Scale: Deep Reinforcement Learning for Container Scheduling in Serverless Edge Computing
This work addresses the challenge of efficient container scheduling for serverless edge computing, offering a practical solution that balances performance and decision speed.
Scale proposes a deep reinforcement learning framework for container scheduling in serverless edge computing, achieving solutions within 1.11-1.15x of an ILP solver while reducing decision time by 99%.

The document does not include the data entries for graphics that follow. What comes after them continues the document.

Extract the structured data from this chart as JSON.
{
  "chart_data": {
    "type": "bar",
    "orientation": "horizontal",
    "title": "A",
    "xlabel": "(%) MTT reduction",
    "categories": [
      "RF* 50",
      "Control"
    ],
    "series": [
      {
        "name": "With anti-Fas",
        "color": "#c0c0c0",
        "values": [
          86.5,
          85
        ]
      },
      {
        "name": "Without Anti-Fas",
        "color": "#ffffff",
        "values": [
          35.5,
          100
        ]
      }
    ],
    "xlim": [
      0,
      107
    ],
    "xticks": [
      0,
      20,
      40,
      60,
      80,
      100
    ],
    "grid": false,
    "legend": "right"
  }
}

Serverless computing has emerged as a promising computing paradigm for edge computing. However, adopting the event driven model in highly dynamic, heterogeneous, and distributed edge systems poses significant challenges in request placement and resource management. Efficiently allocating requests to containers is therefore critical to reduce resource over provisioning and unnecessary data movement. This paper proposes Scale, a Service Level Objective aware container scheduling and resource allocation framework designed for serverless edge computing. Scale employs a policy based deep reinforcement learning algorithm to balance system stability and performance under dynamic workloads. The design jointly incorporates SLO constraints, end to end latency, and data locality into the scheduling decision process. Extensive simulations using large scale real world datasets from Huawei Cloud demonstrate that Scale achieves solutions within a factor of 1.11 to 1.15 of a state of the art Integer Linear Programming solver, while reducing decision making time by up to 99%.